There was something that he did not like about the morning, something, he thought, almost obscene. It was as if time arose regularly from a nightly grave and stalked the earth, touching the earth and all that walked upon it with clammy hands. There was a moldy, fetid fragrance released by the early dew that assailed his nostrils unpleasantly like the musty odor of dark rooms in forgotten houses.

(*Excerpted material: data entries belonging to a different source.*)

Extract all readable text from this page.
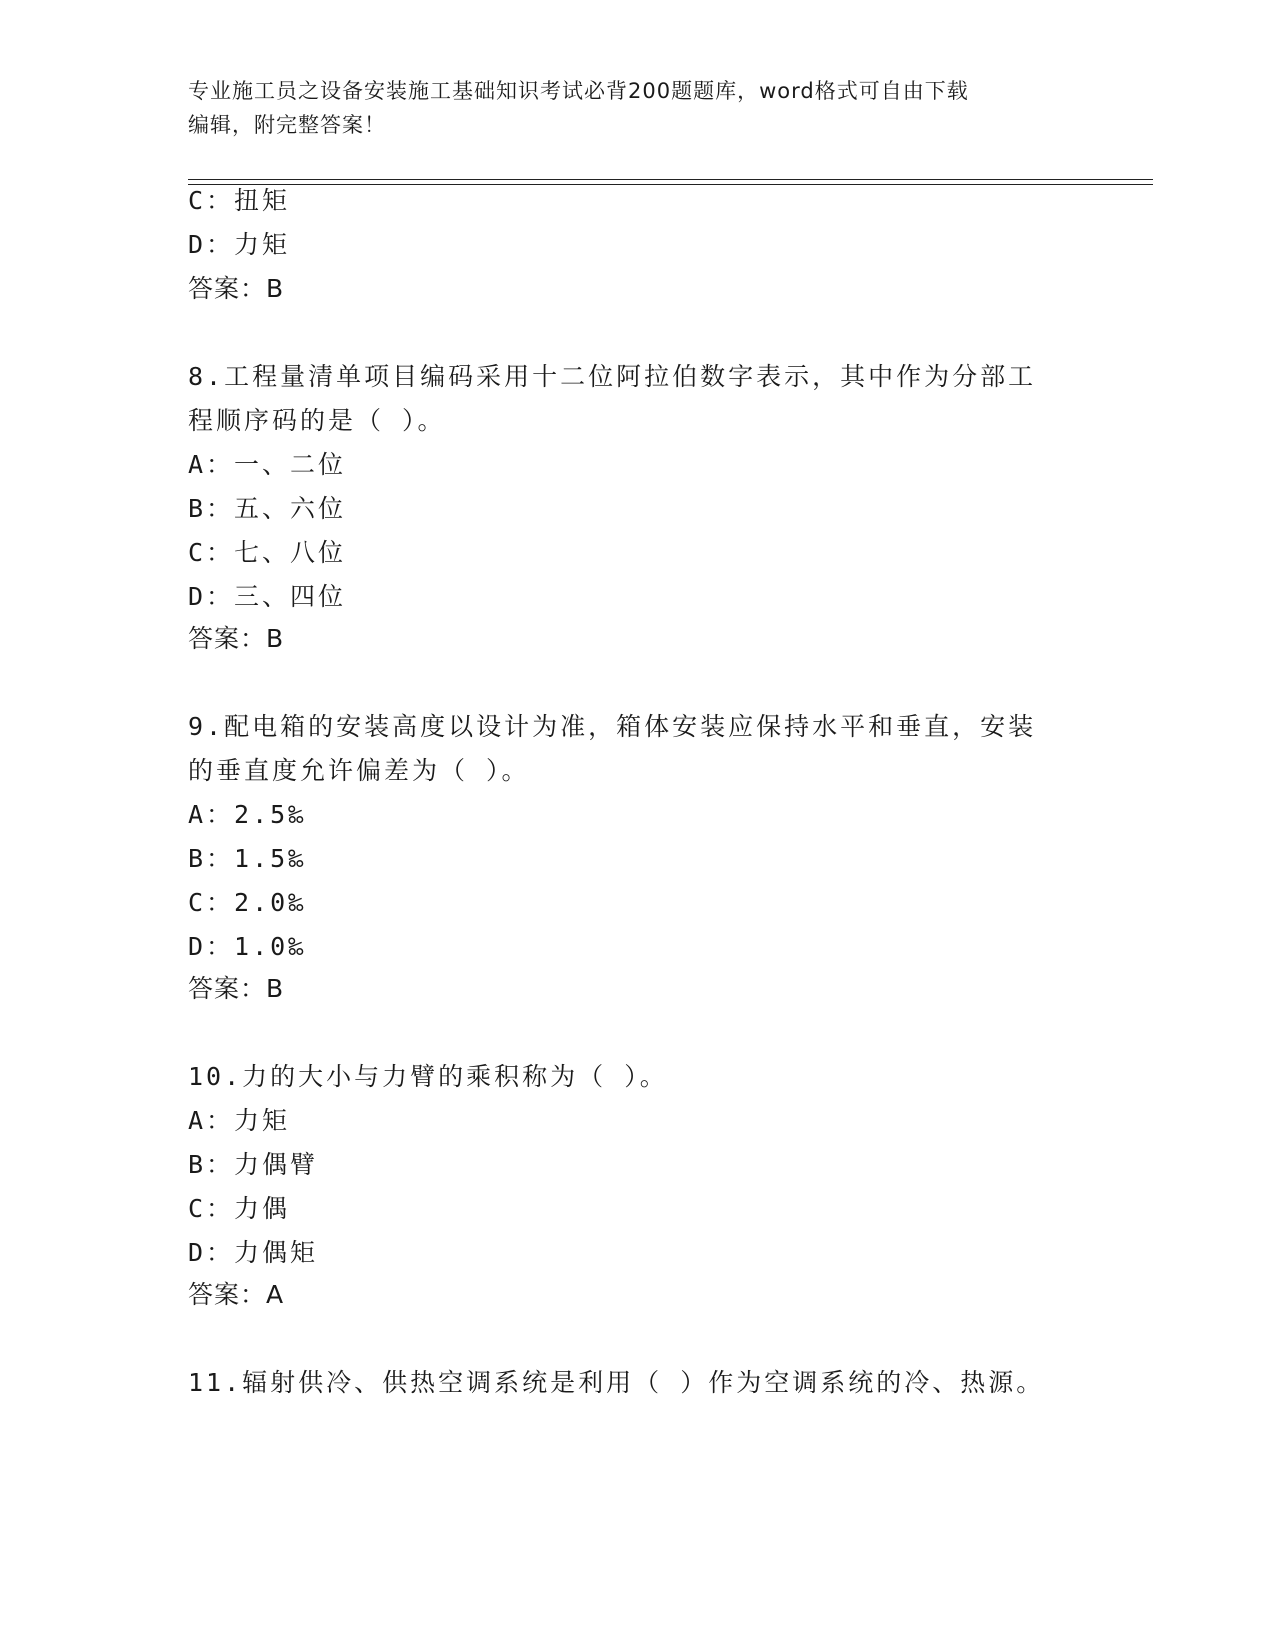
专业施工员之设备安装施工基础知识考试必背200题题库，word格式可自由下载
编辑，附完整答案！
C：扭矩
D：力矩
答案：B
8.工程量清单项目编码采用十二位阿拉伯数字表示，其中作为分部工
程顺序码的是（ ）。
A：一、二位
B：五、六位
C：七、八位
D：三、四位
答案：B
9.配电箱的安装高度以设计为准，箱体安装应保持水平和垂直，安装
的垂直度允许偏差为（ ）。
A：2.5‰
B：1.5‰
C：2.0‰
D：1.0‰
答案：B
10.力的大小与力臂的乘积称为（ ）。
A：力矩
B：力偶臂
C：力偶
D：力偶矩
答案：A
11.辐射供冷、供热空调系统是利用（ ）作为空调系统的冷、热源。
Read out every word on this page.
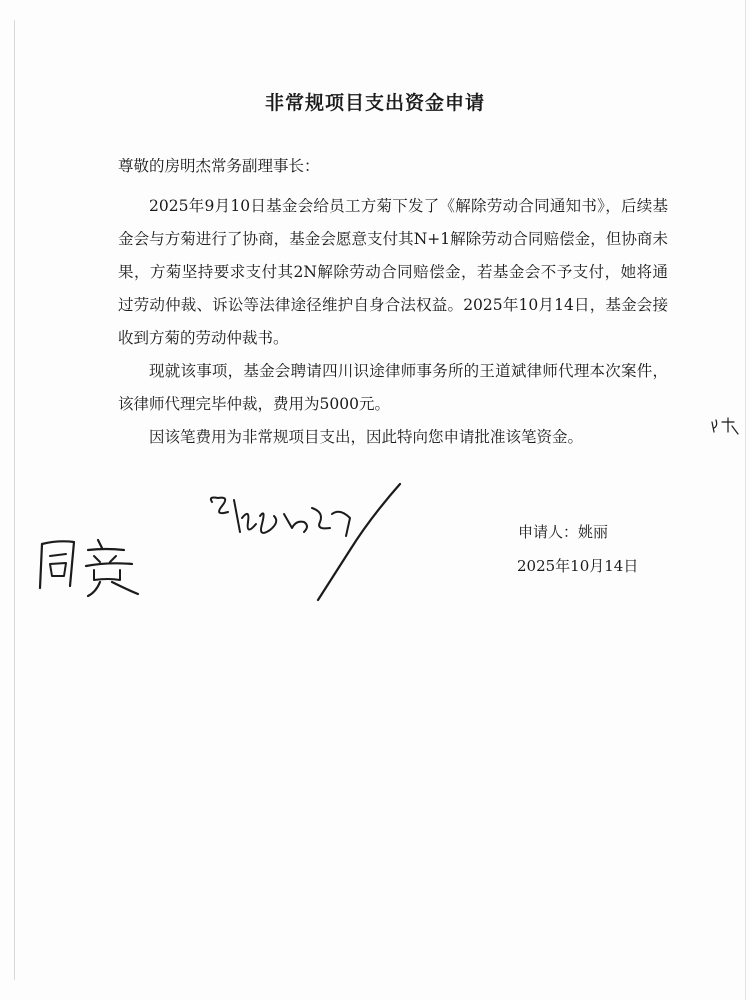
非常规项目支出资金申请
尊敬的房明杰常务副理事长：

2025年9月10日基金会给员工方菊下发了《解除劳动合同通知书》，后续基金会与方菊进行了协商，基金会愿意支付其N+1解除劳动合同赔偿金，但协商未果，方菊坚持要求支付其2N解除劳动合同赔偿金，若基金会不予支付，她将通过劳动仲裁、诉讼等法律途径维护自身合法权益。2025年10月14日，基金会接收到方菊的劳动仲裁书。

现就该事项，基金会聘请四川识途律师事务所的王道斌律师代理本次案件，该律师代理完毕仲裁，费用为5000元。

因该笔费用为非常规项目支出，因此特向您申请批准该笔资金。

申请人：姚丽
2025年10月14日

But now he gave this habitual distaste only a fleeting thought. His small, well-slippered feet made no sound in the deep faded carpet which lined the floor of the hall as he went out of his apartment and descended the dark stairway. As he went down, his fingers lightly touched the smoothness of the dull oaken banister, and he was conscious of an instantaneous respite, of peace. If he disliked his apartment, he sometimes felt overcompensated by the dark friendliness of the long stairway, and he never hastened in his descent. For while going down, he was able to lose awareness of himself in the cloaking anonymity of half-light; if only for a moment, he could merge into the darkness, becoming, somehow, a part of it.

At the foot of the stairway he paused briefly; then he opened the door and ducked hurriedly into the bright morning. Although the weather was not at all cool—it was, in fact, a warm summer morning—he found himself shivering as he went along the street.